Forget the ponytail. Forget the glasses. Forget every stereotype of a hacker, despite the sci-fi-geek pseudonym “Neo.”
A clean-shaven, 31-year-old married Latvian wearing a buttoned-up shirt sat down this week to explain why he leaked the pay details of public officials onto the Internet.
Ilmars Poikans’ exposure of alleged flaws in an austerity drive grabbed headlines and embarrassed the elite in this Baltic nation, which has only just edged out of recession.
Snared last week after two months of drip-feeding data via microblogging service Twitter, IT researcher Poikans risks prison. He is unbowed, however, and claims he simply wanted more transparency.
“Yes, I acknowledge I risked a lot,” he told said at his first press conference since being released on bail. “I knew the police would come after me sooner or later.”
But why, he asked, should he be afraid to give the public the information they needed?
Poikans said he stumbled on a basic security loophole on the Latvian tax service’s Web site and decided to exploit it to download millions of documents.
Arrested on Tuesday last week, he was released two days later. Police said he was accused of connecting illegally to a database and distributing its information, a crime carrying up to 10 years in prison.

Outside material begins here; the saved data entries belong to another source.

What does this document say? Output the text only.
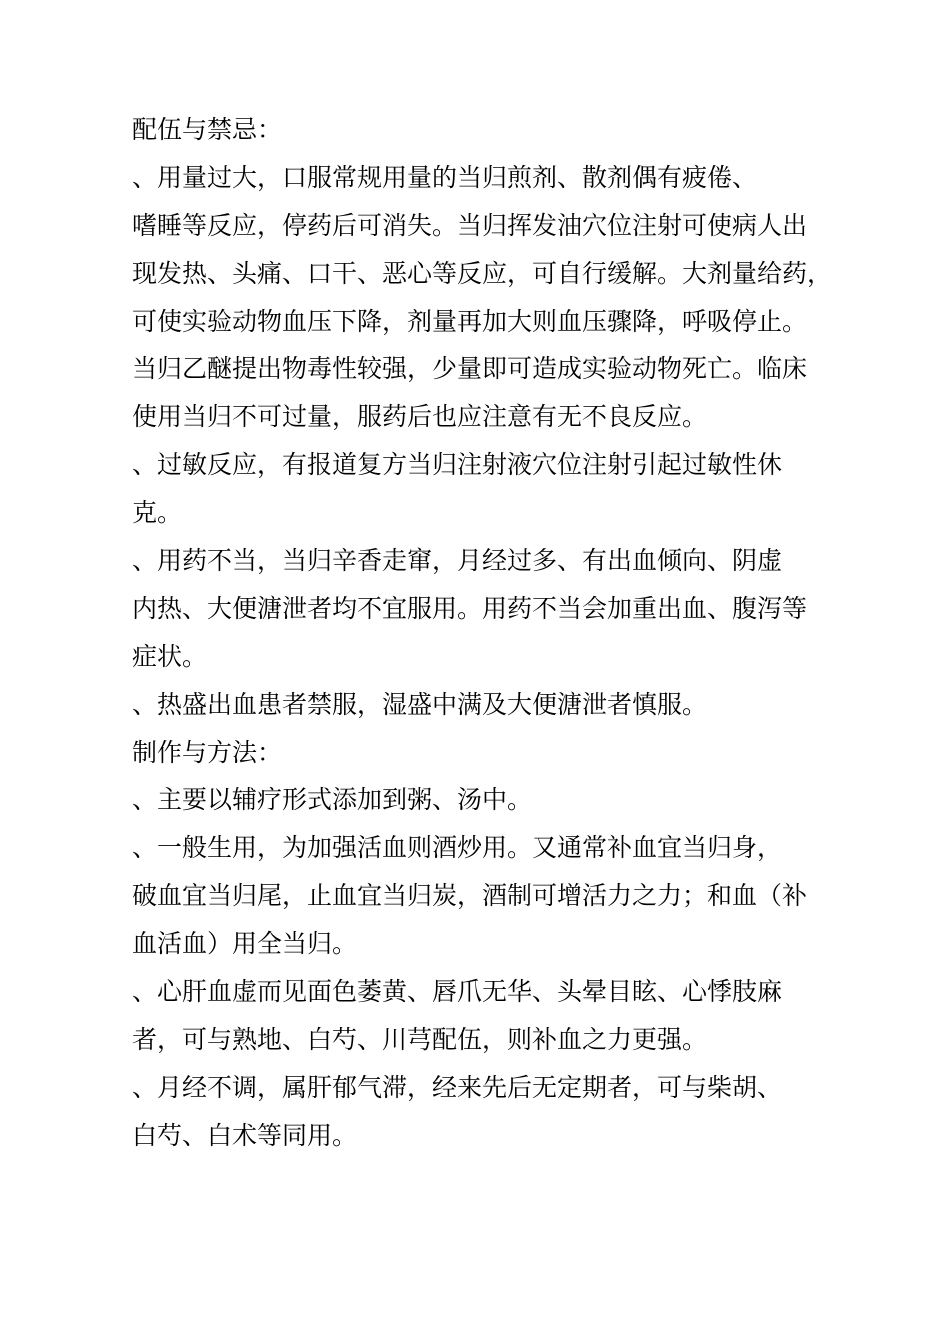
配伍与禁忌：
、用量过大，口服常规用量的当归煎剂、散剂偶有疲倦、
嗜睡等反应，停药后可消失。当归挥发油穴位注射可使病人出
现发热、头痛、口干、恶心等反应，可自行缓解。大剂量给药，
可使实验动物血压下降，剂量再加大则血压骤降，呼吸停止。
当归乙醚提出物毒性较强，少量即可造成实验动物死亡。临床
使用当归不可过量，服药后也应注意有无不良反应。
、过敏反应，有报道复方当归注射液穴位注射引起过敏性休
克。
、用药不当，当归辛香走窜，月经过多、有出血倾向、阴虚
内热、大便溏泄者均不宜服用。用药不当会加重出血、腹泻等
症状。
、热盛出血患者禁服，湿盛中满及大便溏泄者慎服。
制作与方法：
、主要以辅疗形式添加到粥、汤中。
、一般生用，为加强活血则酒炒用。又通常补血宜当归身，
破血宜当归尾，止血宜当归炭，酒制可增活力之力；和血（补
血活血）用全当归。
、心肝血虚而见面色萎黄、唇爪无华、头晕目眩、心悸肢麻
者，可与熟地、白芍、川芎配伍，则补血之力更强。
、月经不调，属肝郁气滞，经来先后无定期者，可与柴胡、
白芍、白术等同用。
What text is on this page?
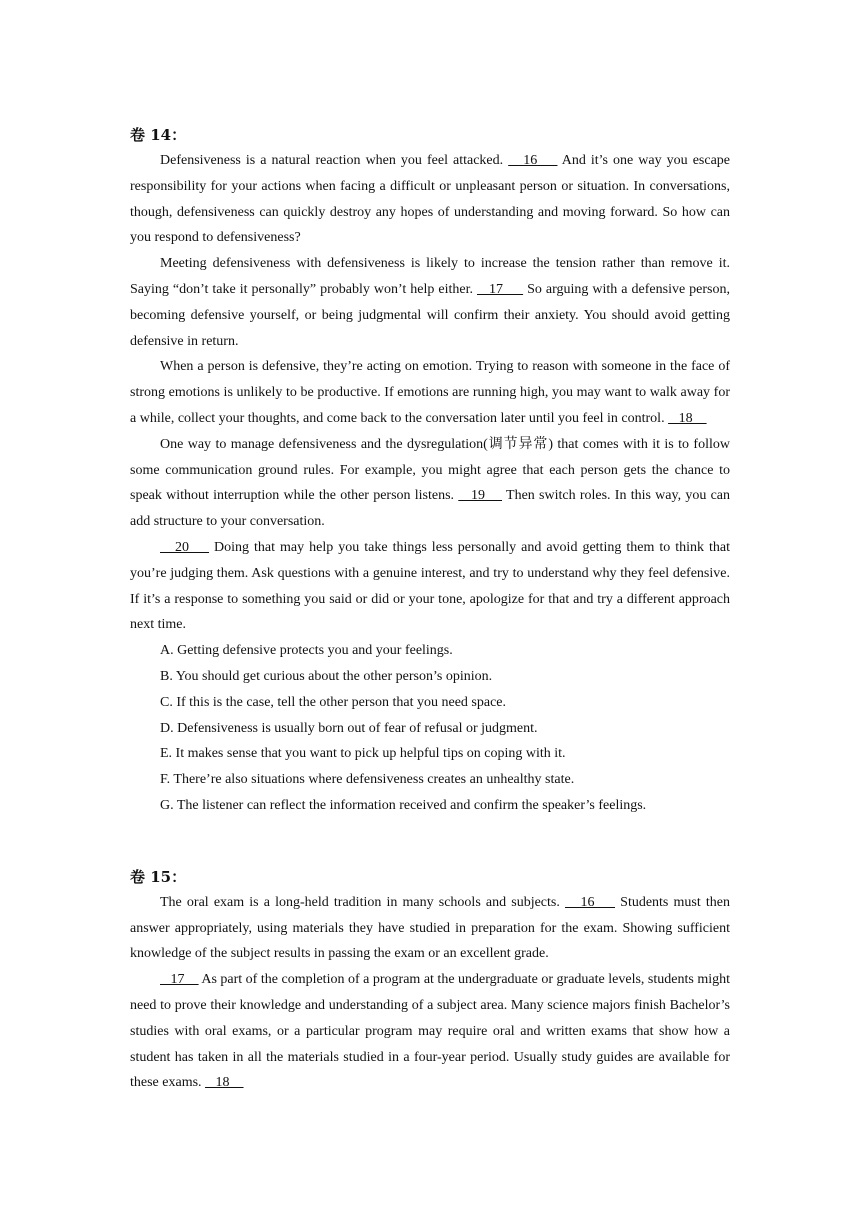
卷 14：

Defensiveness is a natural reaction when you feel attacked.    16     And it’s one way you escape responsibility for your actions when facing a difficult or unpleasant person or situation. In conversations, though, defensiveness can quickly destroy any hopes of understanding and moving forward. So how can you respond to defensiveness?

Meeting defensiveness with defensiveness is likely to increase the tension rather than remove it. Saying “don’t take it personally” probably won’t help either.    17      So arguing with a defensive person, becoming defensive yourself, or being judgmental will confirm their anxiety. You should avoid getting defensive in return.

When a person is defensive, they’re acting on emotion. Trying to reason with someone in the face of strong emotions is unlikely to be productive. If emotions are running high, you may want to walk away for a while, collect your thoughts, and come back to the conversation later until you feel in control.    18

One way to manage defensiveness and the dysregulation(调节异常) that comes with it is to follow some communication ground rules. For example, you might agree that each person gets the chance to speak without interruption while the other person listens.    19     Then switch roles. In this way, you can add structure to your conversation.

20     Doing that may help you take things less personally and avoid getting them to think that you’re judging them. Ask questions with a genuine interest, and try to understand why they feel defensive. If it’s a response to something you said or did or your tone, apologize for that and try a different approach next time.

A. Getting defensive protects you and your feelings.
B. You should get curious about the other person’s opinion.
C. If this is the case, tell the other person that you need space.
D. Defensiveness is usually born out of fear of refusal or judgment.
E. It makes sense that you want to pick up helpful tips on coping with it.
F. There’re also situations where defensiveness creates an unhealthy state.
G. The listener can reflect the information received and confirm the speaker’s feelings.
卷 15：

The oral exam is a long-held tradition in many schools and subjects.    16     Students must then answer appropriately, using materials they have studied in preparation for the exam. Showing sufficient knowledge of the subject results in passing the exam or an excellent grade.

17     As part of the completion of a program at the undergraduate or graduate levels, students might need to prove their knowledge and understanding of a subject area. Many science majors finish Bachelor’s studies with oral exams, or a particular program may require oral and written exams that show how a student has taken in all the materials studied in a four-year period. Usually study guides are available for these exams.    18
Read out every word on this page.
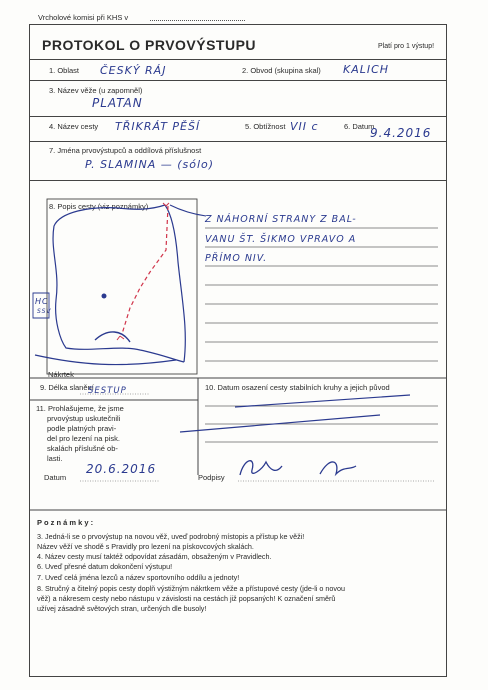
Vrcholové komisi při KHS v
PROTOKOL O PRVOVÝSTUPU	Platí pro 1 výstup!
1. Oblast ČESKÝ RÁJ	2. Obvod (skupina skal) KALICH
3. Název věže (u zapomněl)
PLATAN
4. Název cesty TŘIKRÁT PĚŠÍ	5. Obtížnost VII c	6. Datum
9.4.2016
7. Jména prvovýstupců a oddílová příslušnost
P. SLAMINA — (sólo)
8. Popis cesty (viz poznámky)
Z NÁHORNÍ STRANY Z BAL-
VANU ŠT. ŠIKMO VPRAVO A
PŘÍMO NIV.
Nákrtek
HC
SSV
9. Délka slanění
SESTUP	10. Datum osazení cesty stabilních kruhy a jejich původ
11. Prohlašujeme, že jsme
prvovýstup uskutečnili
podle platných pravi-
del pro lezení na pisk.
skalách příslušné ob-
lasti.
Datum
20.6.2016
Podpisy
P o z n á m k y :
3. Jedná-li se o prvovýstup na novou věž, uveď podrobný místopis a přístup ke věži!
Název věží ve shodě s Pravidly pro lezení na pískovcových skalách.
4. Název cesty musí taktéž odpovídat zásadám, obsaženým v Pravidlech.
6. Uveď přesné datum dokončení výstupu!
7. Uveď celá jména lezců a název sportovního oddílu a jednoty!
8. Stručný a čitelný popis cesty doplň výstižným nákrtkem věže a přístupové cesty (jde-li o novou
věž) a nákresem cesty nebo nástupu v závislosti na cestách již popsaných! K označení směrů
užívej zásadně světových stran, určených dle busoly!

His detention sparked protests, fuelled by concerns over press freedom after police last week raided the home of a journalist who first reported on the cyber-vigilante campaign in February. Until last month, Poikans gradually posted details of officials’ pay, several showing golden parachutes that contrasted sharply with the crisis-fuelled wage cuts faced by most Latvians.
Political scientist Nils Muiznieks said Poikans struck a chord because trust in the authorities is rock-bottom in this nation of 2.2 million people.
“He is engaged in activism not for materialism, but because of his idealism,” Muiznieks added.
Latvian media labeled Poikans “Robin Hood.”
Latvia’s interior minister Linda Murniece has faced opposition and media calls to quit, notably due to her defense of the raid on the journalist’s home even though police only sought a court order afterwards. She dismissed claims that Poikans was a hero, saying investigators had found that the tax details of ordinary Latvians and private firms had been snatched.
“It’s a picture very different from the reports about a good Robin Hood who really wants to save the world,” she told Latvian radio.
He claims he found the loophole accidently last summer as he struggled to view an online tax document that his accountant had been able to see but he could not access.
He decided to try cutting and pasting the document’s Internet address into the browser. That enabled him to view it, despite lacking authorization and he realized he could access other documents without having to be logged into the system.
He adopted the nickname “Neo” after the hero in the cult sci-fi movie trilogy The Matrix.
Poikans said he decided not to inform the tax service because it needed to learn a lesson and not just sweep the problem under the rug.